Mr Obama also believes that the intensified Muslim fury of recent years was encouraged by countries considered friends of the US, says the interviewer, Jeffrey Goldberg.
In a meeting with Malcolm Turnbull, the new prime minister of Australia, Mr Obama described how he had watched Indonesia gradually move from a relaxed, syncretistic Islam to a more fundamentalist, unforgiving interpretation.
When Mr Turnbull asked why this was happening, Mr Obama said the Saudis and other Gulf Arabs had funnelled money, and large numbers of imams and teachers, into the country.
“Aren’t the Saudis your friends?” Mr Turnbull asked. “It’s complicated,” Mr Obama replied.
The interviewer notes that Mr Obama’s patience with Saudi Arabia has always been limited. In his first foreign-policy commentary in 2002, Mr Obama advised the then president Bush to persuade the Saudis and Egyptians to “stop oppressing their own people, and suppressing dissent, and tolerating corruption and inequality”.
“In the White House these days, one occasionally hears Mr Obama’s National Security Council officials pointedly reminding visitors that the large majority of 9/11 hijackers were not Iranian, but Saudi,” Mr Goldberg wrote.
“And Obama himself rails against Saudi Arabia’s state-sanctioned misogyny, arguing in private that ‘a country cannot function in the modern world when it is repressing half of its population,’” he added.
Mr Goldberg said the president told him that the Saudis needed to “share” the Middle East with their Iranian foes.
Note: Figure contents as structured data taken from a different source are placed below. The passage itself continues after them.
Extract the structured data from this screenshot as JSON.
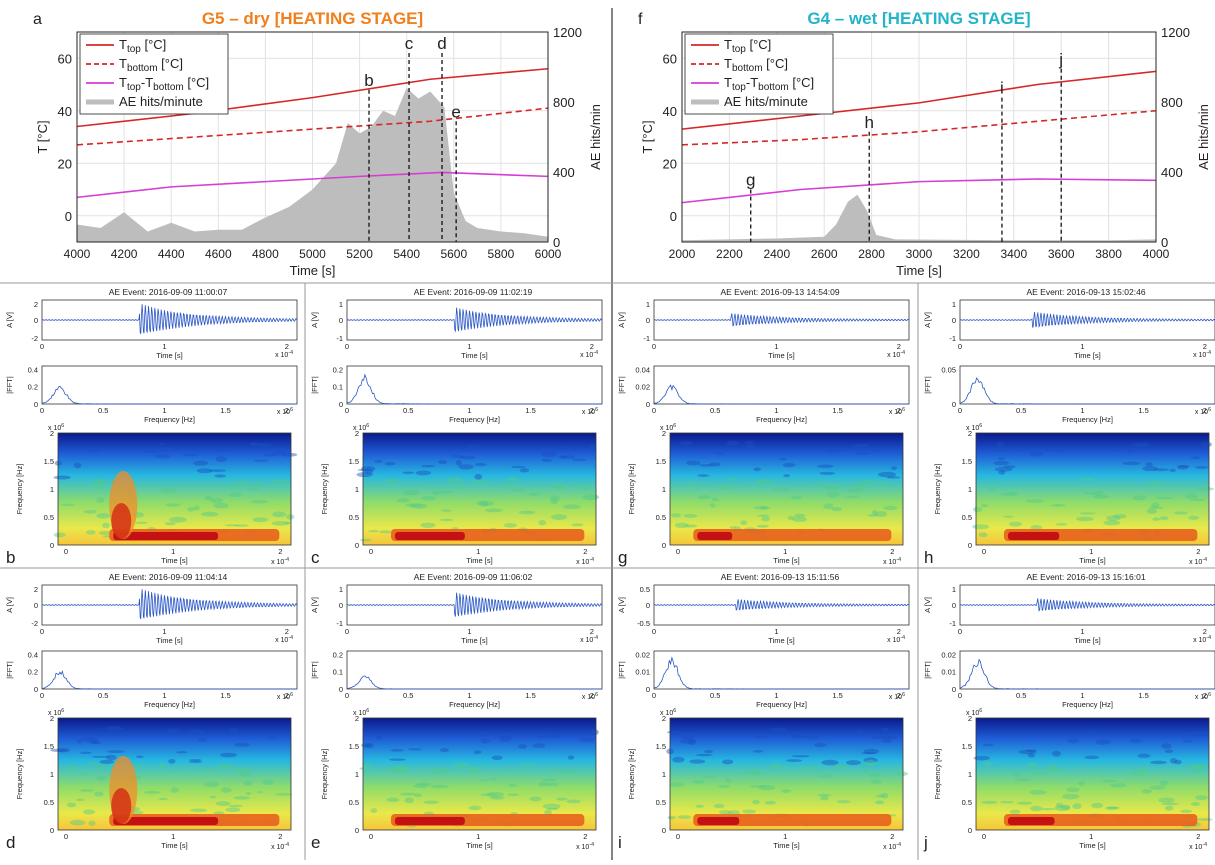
{
  "top": [
    {
      "panel_label": "a",
      "title": "G5 – dry [HEATING STAGE]",
      "title_color": "#f07f1c",
      "xlabel": "Time [s]",
      "ylabel_left": "T [°C]",
      "ylabel_right": "AE hits/min",
      "xlim": [
        4000,
        6000
      ],
      "xticks": [
        4000,
        4200,
        4400,
        4600,
        4800,
        5000,
        5200,
        5400,
        5600,
        5800,
        6000
      ],
      "ylim_left": [
        -10,
        70
      ],
      "yticks_left": [
        0,
        20,
        40,
        60
      ],
      "ylim_right": [
        0,
        1200
      ],
      "yticks_right": [
        0,
        400,
        800,
        1200
      ],
      "legend": [
        {
          "label": "T",
          "sub": "top",
          "suffix": " [°C]",
          "color": "#d62728",
          "dash": "solid"
        },
        {
          "label": "T",
          "sub": "bottom",
          "suffix": " [°C]",
          "color": "#d62728",
          "dash": "dashed"
        },
        {
          "label": "T",
          "sub": "top",
          "mid": "-T",
          "sub2": "bottom",
          "suffix": " [°C]",
          "color": "#d63cd6",
          "dash": "solid"
        },
        {
          "label": "AE hits/minute",
          "color": "#bdbdbd",
          "dash": "fill"
        }
      ],
      "series": {
        "t_top": [
          [
            4000,
            34
          ],
          [
            4500,
            39
          ],
          [
            5000,
            45
          ],
          [
            5500,
            52
          ],
          [
            6000,
            56
          ]
        ],
        "t_bottom": [
          [
            4000,
            27
          ],
          [
            4500,
            30
          ],
          [
            5000,
            33
          ],
          [
            5500,
            36
          ],
          [
            6000,
            41
          ]
        ],
        "t_diff": [
          [
            4000,
            7
          ],
          [
            4400,
            11
          ],
          [
            4800,
            13
          ],
          [
            5200,
            15
          ],
          [
            5550,
            16.5
          ],
          [
            6000,
            15
          ]
        ],
        "ae_hits": [
          [
            4000,
            100
          ],
          [
            4100,
            80
          ],
          [
            4200,
            170
          ],
          [
            4300,
            60
          ],
          [
            4400,
            110
          ],
          [
            4500,
            60
          ],
          [
            4600,
            70
          ],
          [
            4700,
            70
          ],
          [
            4800,
            140
          ],
          [
            4900,
            200
          ],
          [
            5000,
            300
          ],
          [
            5100,
            450
          ],
          [
            5150,
            680
          ],
          [
            5200,
            620
          ],
          [
            5250,
            660
          ],
          [
            5300,
            750
          ],
          [
            5350,
            720
          ],
          [
            5400,
            880
          ],
          [
            5450,
            820
          ],
          [
            5500,
            860
          ],
          [
            5560,
            770
          ],
          [
            5600,
            280
          ],
          [
            5650,
            120
          ],
          [
            5700,
            80
          ],
          [
            5800,
            60
          ],
          [
            5900,
            50
          ],
          [
            6000,
            30
          ]
        ]
      },
      "markers": [
        {
          "label": "b",
          "x": 5240,
          "ytop": 48
        },
        {
          "label": "c",
          "x": 5410,
          "ytop": 62
        },
        {
          "label": "d",
          "x": 5550,
          "ytop": 62
        },
        {
          "label": "e",
          "x": 5610,
          "ytop": 36
        }
      ]
    },
    {
      "panel_label": "f",
      "title": "G4 – wet [HEATING STAGE]",
      "title_color": "#22b5c9",
      "xlabel": "Time [s]",
      "ylabel_left": "T [°C]",
      "ylabel_right": "AE hits/min",
      "xlim": [
        2000,
        4000
      ],
      "xticks": [
        2000,
        2200,
        2400,
        2600,
        2800,
        3000,
        3200,
        3400,
        3600,
        3800,
        4000
      ],
      "ylim_left": [
        -10,
        70
      ],
      "yticks_left": [
        0,
        20,
        40,
        60
      ],
      "ylim_right": [
        0,
        1200
      ],
      "yticks_right": [
        0,
        400,
        800,
        1200
      ],
      "legend": [
        {
          "label": "T",
          "sub": "top",
          "suffix": " [°C]",
          "color": "#d62728",
          "dash": "solid"
        },
        {
          "label": "T",
          "sub": "bottom",
          "suffix": " [°C]",
          "color": "#d62728",
          "dash": "dashed"
        },
        {
          "label": "T",
          "sub": "top",
          "mid": "-T",
          "sub2": "bottom",
          "suffix": " [°C]",
          "color": "#d63cd6",
          "dash": "solid"
        },
        {
          "label": "AE hits/minute",
          "color": "#bdbdbd",
          "dash": "fill"
        }
      ],
      "series": {
        "t_top": [
          [
            2000,
            33
          ],
          [
            2500,
            38
          ],
          [
            3000,
            43
          ],
          [
            3500,
            50
          ],
          [
            4000,
            55
          ]
        ],
        "t_bottom": [
          [
            2000,
            27
          ],
          [
            2500,
            29
          ],
          [
            3000,
            32
          ],
          [
            3500,
            36
          ],
          [
            4000,
            40
          ]
        ],
        "t_diff": [
          [
            2000,
            5
          ],
          [
            2500,
            10
          ],
          [
            3000,
            13
          ],
          [
            3500,
            14
          ],
          [
            4000,
            13.5
          ]
        ],
        "ae_hits": [
          [
            2000,
            10
          ],
          [
            2400,
            20
          ],
          [
            2600,
            30
          ],
          [
            2650,
            100
          ],
          [
            2700,
            230
          ],
          [
            2740,
            270
          ],
          [
            2780,
            180
          ],
          [
            2820,
            40
          ],
          [
            2900,
            15
          ],
          [
            3400,
            10
          ],
          [
            3800,
            10
          ],
          [
            4000,
            15
          ]
        ]
      },
      "markers": [
        {
          "label": "g",
          "x": 2290,
          "ytop": 10
        },
        {
          "label": "h",
          "x": 2790,
          "ytop": 32
        },
        {
          "label": "i",
          "x": 3350,
          "ytop": 45
        },
        {
          "label": "j",
          "x": 3600,
          "ytop": 56
        }
      ]
    }
  ],
  "events": [
    {
      "id": "b",
      "title": "AE Event: 2016-09-09 11:00:07",
      "amp_ylim": "2",
      "amp_ticks": [
        "-2",
        "0",
        "2"
      ],
      "fft_ticks": [
        "0",
        "0.2",
        "0.4"
      ],
      "fft_max": 0.22,
      "amp_burst": [
        0.38,
        0.9
      ],
      "spec_burst": [
        0.22,
        0.45
      ]
    },
    {
      "id": "c",
      "title": "AE Event: 2016-09-09 11:02:19",
      "amp_ylim": "1",
      "amp_ticks": [
        "-1",
        "0",
        "1"
      ],
      "fft_ticks": [
        "0",
        "0.1",
        "0.2"
      ],
      "fft_max": 0.17,
      "amp_burst": [
        0.42,
        0.7
      ],
      "spec_burst": [
        0.12,
        0.3
      ]
    },
    {
      "id": "g",
      "title": "AE Event: 2016-09-13 14:54:09",
      "amp_ylim": "1",
      "amp_ticks": [
        "-1",
        "0",
        "1"
      ],
      "fft_ticks": [
        "0",
        "0.02",
        "0.04"
      ],
      "fft_max": 0.022,
      "amp_burst": [
        0.3,
        0.35
      ],
      "spec_burst": [
        0.1,
        0.15
      ]
    },
    {
      "id": "h",
      "title": "AE Event: 2016-09-13 15:02:46",
      "amp_ylim": "1",
      "amp_ticks": [
        "-1",
        "0",
        "1"
      ],
      "fft_ticks": [
        "0",
        "0.05"
      ],
      "fft_max": 0.043,
      "amp_burst": [
        0.28,
        0.45
      ],
      "spec_burst": [
        0.12,
        0.22
      ]
    },
    {
      "id": "d",
      "title": "AE Event: 2016-09-09 11:04:14",
      "amp_ylim": "2",
      "amp_ticks": [
        "-2",
        "0",
        "2"
      ],
      "fft_ticks": [
        "0",
        "0.2",
        "0.4"
      ],
      "fft_max": 0.22,
      "amp_burst": [
        0.38,
        0.9
      ],
      "spec_burst": [
        0.22,
        0.45
      ]
    },
    {
      "id": "e",
      "title": "AE Event: 2016-09-09 11:06:02",
      "amp_ylim": "1",
      "amp_ticks": [
        "-1",
        "0",
        "1"
      ],
      "fft_ticks": [
        "0",
        "0.1",
        "0.2"
      ],
      "fft_max": 0.08,
      "amp_burst": [
        0.42,
        0.7
      ],
      "spec_burst": [
        0.12,
        0.3
      ]
    },
    {
      "id": "i",
      "title": "AE Event: 2016-09-13 15:11:56",
      "amp_ylim": "0.5",
      "amp_ticks": [
        "-0.5",
        "0",
        "0.5"
      ],
      "fft_ticks": [
        "0",
        "0.01",
        "0.02"
      ],
      "fft_max": 0.018,
      "amp_burst": [
        0.32,
        0.3
      ],
      "spec_burst": [
        0.1,
        0.18
      ]
    },
    {
      "id": "j",
      "title": "AE Event: 2016-09-13 15:16:01",
      "amp_ylim": "1",
      "amp_ticks": [
        "-1",
        "0",
        "1"
      ],
      "fft_ticks": [
        "0",
        "0.01",
        "0.02"
      ],
      "fft_max": 0.018,
      "amp_burst": [
        0.3,
        0.35
      ],
      "spec_burst": [
        0.12,
        0.2
      ]
    }
  ],
  "event_axes": {
    "amp_ylabel": "A [V]",
    "time_xlabel": "Time [s]",
    "time_xticks": [
      "0",
      "1",
      "2"
    ],
    "time_exp": "x 10",
    "time_exp_pow": "-4",
    "fft_ylabel": "|FFT|",
    "freq_xlabel": "Frequency [Hz]",
    "freq_xticks": [
      "0",
      "0.5",
      "1",
      "1.5",
      "2"
    ],
    "freq_exp": "x 10",
    "freq_exp_pow": "6",
    "spec_ylabel": "Frequency [Hz]",
    "spec_yticks": [
      "0",
      "0.5",
      "1",
      "1.5",
      "2"
    ],
    "spec_exp": "x 10",
    "spec_exp_pow": "6"
  }
}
“(We need to) say to our friends as well as to the Iranians that they need to find an effective way to share the neighbourhood and institute some sort of cold peace,” Mr Obama said.
According to the interviewer, Mr Obama also believed that one of the most destructive forces in the Middle East was tribalism, which reflected in the reversion to sect, creed, clan, and village by the desperate citizens of failing states.